Finally, sweet release.
I am free, and the pain which
Held me physically
Is not here, nor alongside me
This must be my nirvana -
And then, without warning,
I am moved.

A visage of you stands before me
You reach out as if to touch me
But I do not want to feel you
Do not want you anymore
Instead, I reach inside your visage
A from within pull a heart
And a soul.

I touch your soul and it shatters
I clasp the heart in my hands
Until it beats no more.
I slowly wrap my arms around my body
My wispy hands take hold of
My own soul; it too, shatters
Ringing as pieces hit the floor.

I beg for release, again
It is not given
I make my way to the
Physical borders of my being
Only to find that it was I
That was broken all along
What does it take to fix this?

H2O Gotham
01-24-2010, 05:14 PM
Very interesting, it has a very nice use of visual ques, it's a nice showing of your command of prose. I may read it a few more times to fully digest the subject matter, it can't be done just one time over.

PMS Tiny Zombie
01-24-2010, 05:16 PM
It's actually a pretty in-depth look at some things that i was going through at the time.

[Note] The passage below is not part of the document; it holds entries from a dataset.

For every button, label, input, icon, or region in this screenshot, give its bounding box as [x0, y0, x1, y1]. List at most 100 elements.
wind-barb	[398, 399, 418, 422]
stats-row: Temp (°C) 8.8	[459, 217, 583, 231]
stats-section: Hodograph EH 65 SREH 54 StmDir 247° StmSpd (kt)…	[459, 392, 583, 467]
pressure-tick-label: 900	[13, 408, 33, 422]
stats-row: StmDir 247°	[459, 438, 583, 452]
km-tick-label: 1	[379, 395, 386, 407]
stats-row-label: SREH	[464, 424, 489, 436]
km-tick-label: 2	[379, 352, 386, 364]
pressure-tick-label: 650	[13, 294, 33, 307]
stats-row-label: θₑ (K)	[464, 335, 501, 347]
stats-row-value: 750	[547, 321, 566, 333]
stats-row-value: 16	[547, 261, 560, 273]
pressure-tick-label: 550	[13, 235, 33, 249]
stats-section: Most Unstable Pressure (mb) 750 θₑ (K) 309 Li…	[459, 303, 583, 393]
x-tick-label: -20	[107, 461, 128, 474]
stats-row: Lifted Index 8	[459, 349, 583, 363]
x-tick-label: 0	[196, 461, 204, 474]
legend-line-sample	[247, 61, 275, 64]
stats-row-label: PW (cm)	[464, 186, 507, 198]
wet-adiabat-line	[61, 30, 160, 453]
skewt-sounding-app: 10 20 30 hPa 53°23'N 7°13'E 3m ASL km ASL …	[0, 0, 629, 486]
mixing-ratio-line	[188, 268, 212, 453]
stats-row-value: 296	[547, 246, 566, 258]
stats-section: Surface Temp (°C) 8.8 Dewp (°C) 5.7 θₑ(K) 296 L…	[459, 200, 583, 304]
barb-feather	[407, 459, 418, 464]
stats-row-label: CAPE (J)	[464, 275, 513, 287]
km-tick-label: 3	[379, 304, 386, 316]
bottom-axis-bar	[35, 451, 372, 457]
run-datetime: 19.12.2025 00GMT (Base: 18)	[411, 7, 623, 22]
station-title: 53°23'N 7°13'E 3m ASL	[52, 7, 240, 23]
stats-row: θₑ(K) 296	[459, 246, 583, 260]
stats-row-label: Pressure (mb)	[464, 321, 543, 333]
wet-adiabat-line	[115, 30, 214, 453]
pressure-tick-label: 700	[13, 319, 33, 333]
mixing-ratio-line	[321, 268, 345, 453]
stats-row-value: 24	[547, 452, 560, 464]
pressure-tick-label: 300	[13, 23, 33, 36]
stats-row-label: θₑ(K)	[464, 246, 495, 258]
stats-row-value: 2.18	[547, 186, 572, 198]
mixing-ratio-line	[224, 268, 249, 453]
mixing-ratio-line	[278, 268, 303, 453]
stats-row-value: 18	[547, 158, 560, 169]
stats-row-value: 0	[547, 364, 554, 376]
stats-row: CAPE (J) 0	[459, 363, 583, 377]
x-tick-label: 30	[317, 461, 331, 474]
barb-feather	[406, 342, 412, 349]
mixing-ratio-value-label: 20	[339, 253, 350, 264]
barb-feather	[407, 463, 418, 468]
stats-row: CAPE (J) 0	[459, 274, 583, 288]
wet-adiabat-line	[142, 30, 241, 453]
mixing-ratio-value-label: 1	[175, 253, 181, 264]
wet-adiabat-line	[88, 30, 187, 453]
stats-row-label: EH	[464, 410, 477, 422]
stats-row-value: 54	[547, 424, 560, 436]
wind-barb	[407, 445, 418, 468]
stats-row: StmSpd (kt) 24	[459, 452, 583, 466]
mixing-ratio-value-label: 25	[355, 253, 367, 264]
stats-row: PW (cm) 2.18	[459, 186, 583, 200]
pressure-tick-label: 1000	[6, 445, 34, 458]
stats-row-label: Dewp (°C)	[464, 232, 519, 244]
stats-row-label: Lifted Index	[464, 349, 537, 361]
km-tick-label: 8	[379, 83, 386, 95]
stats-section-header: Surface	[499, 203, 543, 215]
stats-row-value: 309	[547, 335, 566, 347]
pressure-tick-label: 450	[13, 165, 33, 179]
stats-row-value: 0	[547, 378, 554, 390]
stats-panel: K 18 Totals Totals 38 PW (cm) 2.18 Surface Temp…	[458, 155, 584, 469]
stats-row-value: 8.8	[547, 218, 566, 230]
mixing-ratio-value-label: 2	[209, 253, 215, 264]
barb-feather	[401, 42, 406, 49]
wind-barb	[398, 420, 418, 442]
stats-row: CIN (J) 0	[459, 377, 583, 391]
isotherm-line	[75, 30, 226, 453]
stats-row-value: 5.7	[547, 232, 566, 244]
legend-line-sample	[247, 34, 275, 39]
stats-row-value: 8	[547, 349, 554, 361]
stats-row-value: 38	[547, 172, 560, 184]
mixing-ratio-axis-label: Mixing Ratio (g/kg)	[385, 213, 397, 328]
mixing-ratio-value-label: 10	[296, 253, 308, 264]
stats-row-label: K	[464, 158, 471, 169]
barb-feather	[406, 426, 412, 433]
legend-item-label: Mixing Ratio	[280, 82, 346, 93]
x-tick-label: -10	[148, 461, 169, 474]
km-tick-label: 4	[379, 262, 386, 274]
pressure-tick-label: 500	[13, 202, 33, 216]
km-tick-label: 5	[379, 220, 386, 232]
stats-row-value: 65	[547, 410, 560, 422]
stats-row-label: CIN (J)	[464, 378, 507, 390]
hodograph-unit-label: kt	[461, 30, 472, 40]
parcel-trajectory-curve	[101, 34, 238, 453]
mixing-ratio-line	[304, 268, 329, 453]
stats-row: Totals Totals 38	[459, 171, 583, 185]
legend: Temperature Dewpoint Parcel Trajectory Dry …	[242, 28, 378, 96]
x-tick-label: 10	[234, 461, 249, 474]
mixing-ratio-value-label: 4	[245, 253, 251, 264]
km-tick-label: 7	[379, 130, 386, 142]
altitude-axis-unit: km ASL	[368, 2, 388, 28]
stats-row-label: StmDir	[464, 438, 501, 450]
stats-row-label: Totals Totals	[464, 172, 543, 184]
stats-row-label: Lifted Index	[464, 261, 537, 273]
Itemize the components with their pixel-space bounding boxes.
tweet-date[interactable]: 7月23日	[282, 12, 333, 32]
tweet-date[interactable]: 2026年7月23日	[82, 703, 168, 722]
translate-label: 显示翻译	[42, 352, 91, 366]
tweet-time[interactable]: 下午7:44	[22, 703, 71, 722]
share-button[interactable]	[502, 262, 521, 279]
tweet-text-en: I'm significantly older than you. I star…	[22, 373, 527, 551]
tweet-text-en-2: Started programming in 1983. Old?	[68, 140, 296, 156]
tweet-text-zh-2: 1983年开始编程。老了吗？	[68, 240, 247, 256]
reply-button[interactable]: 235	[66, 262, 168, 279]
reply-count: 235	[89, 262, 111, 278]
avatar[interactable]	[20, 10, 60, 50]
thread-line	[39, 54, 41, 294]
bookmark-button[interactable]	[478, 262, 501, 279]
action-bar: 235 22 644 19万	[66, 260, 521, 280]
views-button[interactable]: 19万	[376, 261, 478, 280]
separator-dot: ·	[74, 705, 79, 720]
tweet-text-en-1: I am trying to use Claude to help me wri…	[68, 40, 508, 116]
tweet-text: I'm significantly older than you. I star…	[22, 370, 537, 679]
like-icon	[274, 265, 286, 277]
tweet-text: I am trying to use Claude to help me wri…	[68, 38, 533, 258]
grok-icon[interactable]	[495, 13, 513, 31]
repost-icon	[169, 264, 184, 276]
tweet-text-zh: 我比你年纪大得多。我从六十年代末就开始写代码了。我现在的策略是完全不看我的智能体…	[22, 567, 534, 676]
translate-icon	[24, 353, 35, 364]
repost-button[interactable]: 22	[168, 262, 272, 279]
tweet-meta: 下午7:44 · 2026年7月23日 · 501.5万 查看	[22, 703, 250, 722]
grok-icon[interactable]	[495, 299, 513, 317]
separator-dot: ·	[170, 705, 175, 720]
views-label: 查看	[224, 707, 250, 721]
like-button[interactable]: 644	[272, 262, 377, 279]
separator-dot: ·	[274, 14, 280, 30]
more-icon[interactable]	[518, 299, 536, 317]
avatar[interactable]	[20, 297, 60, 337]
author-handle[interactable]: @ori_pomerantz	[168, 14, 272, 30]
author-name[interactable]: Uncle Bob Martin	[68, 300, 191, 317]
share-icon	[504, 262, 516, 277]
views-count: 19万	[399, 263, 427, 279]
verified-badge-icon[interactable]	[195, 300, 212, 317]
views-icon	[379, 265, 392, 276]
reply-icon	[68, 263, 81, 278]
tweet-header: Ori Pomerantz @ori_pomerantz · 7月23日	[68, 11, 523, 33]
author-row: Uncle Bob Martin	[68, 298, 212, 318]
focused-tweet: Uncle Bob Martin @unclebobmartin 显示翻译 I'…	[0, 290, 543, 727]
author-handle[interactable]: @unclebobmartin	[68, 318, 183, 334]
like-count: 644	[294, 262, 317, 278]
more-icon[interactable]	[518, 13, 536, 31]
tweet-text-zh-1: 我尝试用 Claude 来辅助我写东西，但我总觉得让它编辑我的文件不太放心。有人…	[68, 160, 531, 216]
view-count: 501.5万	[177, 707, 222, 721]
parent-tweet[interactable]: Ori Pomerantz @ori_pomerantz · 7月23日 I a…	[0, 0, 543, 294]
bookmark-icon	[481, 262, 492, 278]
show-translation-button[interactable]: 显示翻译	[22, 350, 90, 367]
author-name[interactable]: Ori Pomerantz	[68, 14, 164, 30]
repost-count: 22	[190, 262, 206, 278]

Amazingly enough, I have no recollection of writing it. I found it in Word the next morning, unsaved.

H2O Gotham
01-24-2010, 05:19 PM
Sometimes when the mind is at a state of such freedom, it produces our best work. Albeit, yours was occupied with quite a few things at the time, it was allowed enough space to produce something that while you don't remember creating it, holds a lot of worth and even more merit.